You can’t squeeze blood from a stone, but wringing water from the desert sky is now possible, thanks to a new spongelike device that uses sunlight to suck water vapor from air, even in low humidity. The device can produce nearly 3 liters of water per day for every kilogram of spongelike absorber it contains, and researchers say future versions will be even better. That means homes in the driest parts of the world could soon have a solar-powered appliance capable of delivering all the water they need, offering relief to billions of people.
There are an estimated 13 trillion liters of water floating in the atmosphere at any one time, equivalent to 10% of all of the freshwater in our planet’s lakes and rivers. Over the years, researchers have developed ways to grab a few trickles, such as using fine nets to wick water from fog banks, or power-hungry dehumidifiers to condense it out of the air. But both approaches require either very humid air or far too much electricity to be broadly useful.
To find an all-purpose solution, researchers led by Omar Yaghi, a chemist at the University of California, Berkeley, turned to a family of crystalline powders called metal organic frameworks, or MOFs.

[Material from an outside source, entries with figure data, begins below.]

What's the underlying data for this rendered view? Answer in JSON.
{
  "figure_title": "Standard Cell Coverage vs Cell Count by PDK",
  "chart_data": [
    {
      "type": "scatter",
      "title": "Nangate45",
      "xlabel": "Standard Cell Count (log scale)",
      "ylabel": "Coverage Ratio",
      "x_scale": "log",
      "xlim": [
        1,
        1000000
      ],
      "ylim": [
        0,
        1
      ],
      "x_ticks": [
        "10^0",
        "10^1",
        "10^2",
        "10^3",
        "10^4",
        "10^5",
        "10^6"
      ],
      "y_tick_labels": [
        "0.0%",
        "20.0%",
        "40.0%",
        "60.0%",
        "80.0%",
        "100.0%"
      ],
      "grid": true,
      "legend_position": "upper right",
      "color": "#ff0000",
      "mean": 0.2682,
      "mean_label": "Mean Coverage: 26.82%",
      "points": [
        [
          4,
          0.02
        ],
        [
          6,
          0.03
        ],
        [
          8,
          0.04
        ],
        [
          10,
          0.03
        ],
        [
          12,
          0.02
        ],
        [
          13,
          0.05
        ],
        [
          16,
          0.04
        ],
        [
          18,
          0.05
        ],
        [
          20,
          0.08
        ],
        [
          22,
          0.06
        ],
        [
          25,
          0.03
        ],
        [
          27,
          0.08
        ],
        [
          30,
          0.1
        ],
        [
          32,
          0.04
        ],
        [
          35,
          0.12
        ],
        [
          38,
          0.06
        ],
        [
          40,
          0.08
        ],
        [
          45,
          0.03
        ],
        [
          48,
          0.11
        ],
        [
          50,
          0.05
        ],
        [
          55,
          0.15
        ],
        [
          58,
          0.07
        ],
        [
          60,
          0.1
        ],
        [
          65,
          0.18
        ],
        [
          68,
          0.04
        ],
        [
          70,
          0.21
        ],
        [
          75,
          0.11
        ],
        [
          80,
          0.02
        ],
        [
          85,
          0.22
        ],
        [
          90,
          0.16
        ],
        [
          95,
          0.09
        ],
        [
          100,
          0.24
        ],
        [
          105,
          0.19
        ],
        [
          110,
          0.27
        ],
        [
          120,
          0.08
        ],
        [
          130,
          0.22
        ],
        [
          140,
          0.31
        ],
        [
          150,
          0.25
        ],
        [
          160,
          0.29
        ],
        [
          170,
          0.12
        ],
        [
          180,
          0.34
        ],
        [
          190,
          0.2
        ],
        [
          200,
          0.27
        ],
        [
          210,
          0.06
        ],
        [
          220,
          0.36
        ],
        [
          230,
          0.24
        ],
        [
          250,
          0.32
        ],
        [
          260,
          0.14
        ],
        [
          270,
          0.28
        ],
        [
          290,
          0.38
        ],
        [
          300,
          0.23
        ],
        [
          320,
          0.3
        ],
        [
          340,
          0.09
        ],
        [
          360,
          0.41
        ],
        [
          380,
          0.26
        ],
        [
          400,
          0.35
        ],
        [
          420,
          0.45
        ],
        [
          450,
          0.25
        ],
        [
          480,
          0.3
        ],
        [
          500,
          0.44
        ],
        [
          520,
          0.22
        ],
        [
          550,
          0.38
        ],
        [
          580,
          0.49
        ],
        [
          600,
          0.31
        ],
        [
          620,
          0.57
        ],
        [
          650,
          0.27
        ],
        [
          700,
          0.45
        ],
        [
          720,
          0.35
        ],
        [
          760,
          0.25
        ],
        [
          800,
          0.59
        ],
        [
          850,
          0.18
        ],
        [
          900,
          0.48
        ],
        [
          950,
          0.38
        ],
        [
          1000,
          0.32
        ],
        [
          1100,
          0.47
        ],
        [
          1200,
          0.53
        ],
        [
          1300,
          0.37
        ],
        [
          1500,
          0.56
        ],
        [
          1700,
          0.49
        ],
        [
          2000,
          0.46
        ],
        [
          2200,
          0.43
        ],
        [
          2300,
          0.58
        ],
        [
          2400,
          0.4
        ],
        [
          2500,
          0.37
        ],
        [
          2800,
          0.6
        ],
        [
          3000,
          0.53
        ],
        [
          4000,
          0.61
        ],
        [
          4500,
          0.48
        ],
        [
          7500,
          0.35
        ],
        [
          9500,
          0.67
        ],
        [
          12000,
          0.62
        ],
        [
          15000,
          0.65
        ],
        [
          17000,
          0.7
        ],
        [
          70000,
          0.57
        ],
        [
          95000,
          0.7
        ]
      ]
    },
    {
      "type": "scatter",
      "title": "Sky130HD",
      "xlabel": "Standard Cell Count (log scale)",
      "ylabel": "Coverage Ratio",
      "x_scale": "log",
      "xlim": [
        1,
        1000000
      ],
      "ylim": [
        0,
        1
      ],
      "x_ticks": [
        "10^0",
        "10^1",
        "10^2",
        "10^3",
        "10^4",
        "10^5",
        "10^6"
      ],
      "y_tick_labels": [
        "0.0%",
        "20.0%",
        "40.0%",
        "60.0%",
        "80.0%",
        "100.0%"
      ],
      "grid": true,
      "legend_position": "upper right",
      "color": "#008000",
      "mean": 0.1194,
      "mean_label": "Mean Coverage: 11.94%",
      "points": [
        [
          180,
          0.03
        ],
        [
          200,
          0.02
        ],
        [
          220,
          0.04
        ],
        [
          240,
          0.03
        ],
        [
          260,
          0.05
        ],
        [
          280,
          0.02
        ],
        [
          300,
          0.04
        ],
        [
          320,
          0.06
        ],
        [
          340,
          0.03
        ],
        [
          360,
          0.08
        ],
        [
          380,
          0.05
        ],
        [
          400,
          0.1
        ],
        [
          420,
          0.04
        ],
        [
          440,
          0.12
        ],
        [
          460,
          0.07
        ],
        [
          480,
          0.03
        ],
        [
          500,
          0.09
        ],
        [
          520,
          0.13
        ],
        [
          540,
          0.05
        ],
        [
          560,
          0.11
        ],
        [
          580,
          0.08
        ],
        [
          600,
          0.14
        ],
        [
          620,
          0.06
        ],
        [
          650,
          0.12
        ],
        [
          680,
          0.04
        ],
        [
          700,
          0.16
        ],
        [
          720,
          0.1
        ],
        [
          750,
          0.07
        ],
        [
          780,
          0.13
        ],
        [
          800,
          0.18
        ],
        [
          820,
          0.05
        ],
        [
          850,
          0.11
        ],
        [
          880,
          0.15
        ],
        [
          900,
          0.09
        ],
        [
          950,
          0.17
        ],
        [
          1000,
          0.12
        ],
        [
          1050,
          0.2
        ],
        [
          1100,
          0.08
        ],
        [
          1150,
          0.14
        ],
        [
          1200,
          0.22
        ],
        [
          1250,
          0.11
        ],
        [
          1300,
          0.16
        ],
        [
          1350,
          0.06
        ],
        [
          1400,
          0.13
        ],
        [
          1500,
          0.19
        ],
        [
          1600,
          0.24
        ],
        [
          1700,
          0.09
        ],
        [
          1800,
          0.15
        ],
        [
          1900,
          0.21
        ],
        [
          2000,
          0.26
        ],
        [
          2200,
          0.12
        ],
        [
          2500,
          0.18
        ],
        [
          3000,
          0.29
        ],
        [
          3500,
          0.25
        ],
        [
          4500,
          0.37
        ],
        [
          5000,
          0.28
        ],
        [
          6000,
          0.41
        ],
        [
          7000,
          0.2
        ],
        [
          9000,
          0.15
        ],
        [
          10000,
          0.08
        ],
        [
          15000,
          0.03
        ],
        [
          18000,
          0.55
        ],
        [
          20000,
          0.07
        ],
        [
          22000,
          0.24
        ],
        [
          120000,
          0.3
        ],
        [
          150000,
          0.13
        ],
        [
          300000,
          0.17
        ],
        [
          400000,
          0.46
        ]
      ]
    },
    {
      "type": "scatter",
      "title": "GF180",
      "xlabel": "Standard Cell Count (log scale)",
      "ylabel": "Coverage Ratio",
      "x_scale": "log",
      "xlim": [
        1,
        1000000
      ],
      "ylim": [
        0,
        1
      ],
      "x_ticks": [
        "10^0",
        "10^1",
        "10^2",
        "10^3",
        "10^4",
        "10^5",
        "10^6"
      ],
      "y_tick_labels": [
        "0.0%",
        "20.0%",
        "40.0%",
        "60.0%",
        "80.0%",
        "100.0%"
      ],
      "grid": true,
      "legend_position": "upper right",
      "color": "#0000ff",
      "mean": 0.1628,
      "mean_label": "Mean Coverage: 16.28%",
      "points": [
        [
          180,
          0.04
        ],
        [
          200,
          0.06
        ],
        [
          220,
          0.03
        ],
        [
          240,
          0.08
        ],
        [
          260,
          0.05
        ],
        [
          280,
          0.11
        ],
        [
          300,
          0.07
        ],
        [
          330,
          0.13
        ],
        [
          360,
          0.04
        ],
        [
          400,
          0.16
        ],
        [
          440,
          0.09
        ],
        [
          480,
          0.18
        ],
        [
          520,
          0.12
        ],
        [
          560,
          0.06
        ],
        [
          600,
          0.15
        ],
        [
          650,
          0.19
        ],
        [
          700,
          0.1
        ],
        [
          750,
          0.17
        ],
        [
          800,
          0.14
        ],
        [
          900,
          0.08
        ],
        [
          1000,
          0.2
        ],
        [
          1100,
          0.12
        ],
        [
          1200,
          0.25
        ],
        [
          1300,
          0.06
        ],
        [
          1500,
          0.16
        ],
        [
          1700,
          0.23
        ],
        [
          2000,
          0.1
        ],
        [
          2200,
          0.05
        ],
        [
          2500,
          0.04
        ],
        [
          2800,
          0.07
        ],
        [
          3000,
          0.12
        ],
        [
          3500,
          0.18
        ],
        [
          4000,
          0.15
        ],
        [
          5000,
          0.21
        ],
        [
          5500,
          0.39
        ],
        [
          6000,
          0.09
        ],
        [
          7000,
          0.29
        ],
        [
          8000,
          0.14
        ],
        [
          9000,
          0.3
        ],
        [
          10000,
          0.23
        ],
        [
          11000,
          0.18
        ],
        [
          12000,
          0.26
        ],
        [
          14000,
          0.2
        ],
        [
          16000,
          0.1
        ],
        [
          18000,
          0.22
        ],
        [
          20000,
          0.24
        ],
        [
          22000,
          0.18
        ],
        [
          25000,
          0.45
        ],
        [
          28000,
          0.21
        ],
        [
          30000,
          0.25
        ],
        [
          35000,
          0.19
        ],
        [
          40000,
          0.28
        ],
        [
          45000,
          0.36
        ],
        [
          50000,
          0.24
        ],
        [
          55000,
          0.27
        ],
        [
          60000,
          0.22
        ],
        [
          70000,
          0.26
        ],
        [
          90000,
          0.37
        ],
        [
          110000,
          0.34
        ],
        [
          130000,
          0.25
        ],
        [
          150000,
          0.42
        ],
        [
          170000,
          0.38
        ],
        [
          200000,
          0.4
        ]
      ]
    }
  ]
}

Yaghi developed the first MOFs—porous crystals that form continuous 3D networks—more than 20 years ago. The networks assemble in a Tinkertoy-like fashion from metal atoms that act as the hubs and sticklike organic compounds that link the hubs together. By choosing different metals and organics, chemists can dial in the properties of each MOF, controlling what gases bind to them, and how strongly they hold on.
Over the past 2 decades chemists have synthesized more than 20,000 MOFs, each with unique molecule-grabbing properties. For example, Yaghi and others recently designed MOFs that absorb—and later release—methane, making them a type of high-capacity gas tank for natural gas–powered vehicles.
In 2014, Yaghi and his colleagues synthesized a MOF that excelled at absorbing water, even under low-humidity conditions. That led him to reach out to Evelyn Wang, a mechanical engineer at the Massachusetts Institute of Technology (MIT) in Cambridge, with whom he had previously worked on a project to use MOFs in automobile air conditioning. After synthesizing the new zirconium-based MOF, dubbed MOF-801, Yaghi met Wang at MIT and said, “Evelyn we have to come up with a water-harvesting device.” She agreed to give it a shot.
The system Wang and her students designed consists of a kilogram of dust-sized MOF crystals pressed into a thin sheet of porous copper metal. That sheet is placed between a solar absorber and a condenser plate and positioned inside a chamber. At night the chamber is opened, allowing ambient air to diffuse through the porous MOF and water molecules to stick to its interior surfaces, gathering in groups of eight to form tiny cubic droplets. In the morning, the chamber is closed, and sunlight entering through a window on top of the device then heats up the MOF, which liberates the water droplets and drives them—as vapor—toward the cooler condenser. The temperature difference, as well as the high humidity inside the chamber, causes the vapor to condense as liquid water, which drips into a collector. The setup works so well that it pulls 2.8 liters of water out of the air per day for every kilogram of MOF it contained, the Berkeley and MIT team reports today in Science.
“It has been a longstanding dream” to harvest water from desert air, says Mercouri Kanatzidis, a chemist at Northwestern University in Evanston, Illinois, who wasn’t involved with the work. “This demonstration … is a significant proof of concept.” It’s also one that Yaghi says has plenty of room for improvement. For starters, zirconium costs $150 a kilogram, making water-harvesting devices too expensive to be broadly useful. However, Yaghi says his group has already had early success in designing water-grabbing MOFs that replace zirconium with aluminum, a metal that is 100 times cheaper. That could make future water harvesters cheap enough not only to slake the thirst of people in arid regions, but perhaps even supply water to farmers in the desert.
*Update, 14 March, 12:28 p.m.: This item has been updated to reflect the fact that the device pulls nearly 3 liters of water out of the air for every kilogram of the water-absorbing material that is used.